I touched my computer screen, navigated to a puzzle, memorized it quickly, and then put the water on for tea. Chai and ginger. It would chase away the cold.

And then I was crying again, and being mad at myself for crying, and glad for the relief it brought me. There was nothing else to do and be sane. I lay across the narrow bed
and closed my eyes, waiting for the sound of the kettle to comfort me.

I was so friggin’ down. My narrow bed seemed even smaller than usual, and there was no position that felt comfortable. The streets outside were quiet except for an occasional truck that rumbled past. I started counting again. I hated the counting, but I did it almost every night. One bed, one dresser, one built-in closet, one chair, one lamp, a table where my computer sat, winking at me, one basin, one sink, one small microwave oven. In the tiny bathroom there was another sink, a john, a medicine cabinet where I kept my toothbrush, baking soda, soap, and flash drives.

Think of something else. I closed my eyes and imagined that I was in the back of the pickup truck. It was slowing, and soon they were lifting me onto the concrete slab where I would be disintegrated.
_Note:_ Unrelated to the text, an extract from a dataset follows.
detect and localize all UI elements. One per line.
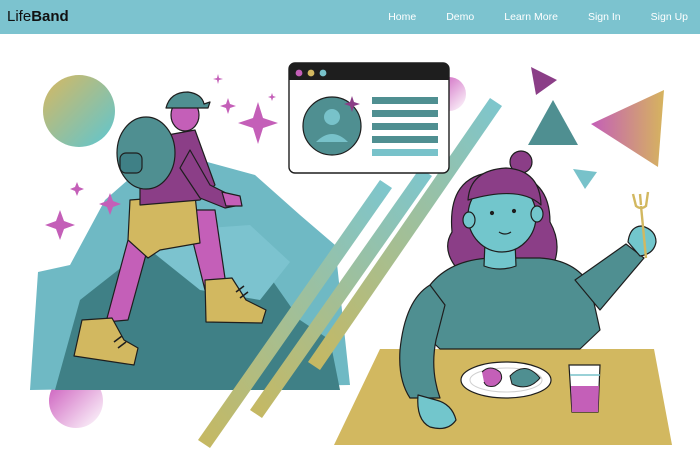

I was glad to have it over with, to move to some other plane. I was glad, but in the stillness of my room, I was crying.

One bed, one dresser, one built-in closet, one chair, one lamp, a table where my computer sat, one basin, one sink, one small microwave oven. In the tiny bathroom there was another sink, a john, a medicine cabinet where I kept my toothbrush, baking soda, soap, and flash …

The window was open slightly, and the coolness of the night air felt delicious as it made the tiny hairs on my ankles stand up. Delicious because it was a feeling. It told me that I was still alive. Barely.

My name is Dahlia Grillo. I am sixteen. There was a time when I looked forward to being seventeen. My mother had me at seventeen, and I thought I would go past that age and become something great, even though I didn’t know what something great could be. Perhaps a math teacher. I liked to imagine myself teaching little kids geometry and watching them discover things about triangles and the relationships between angles. When I was thirteen, and fourteen, and just getting comfortable with my period, I knew I had to be serious about life. But being serious about your life meant getting real with your dreams. Some of my friends wanted to be singers, or actresses, and I didn’t say much about that but I knew it wasn’t going anywhere.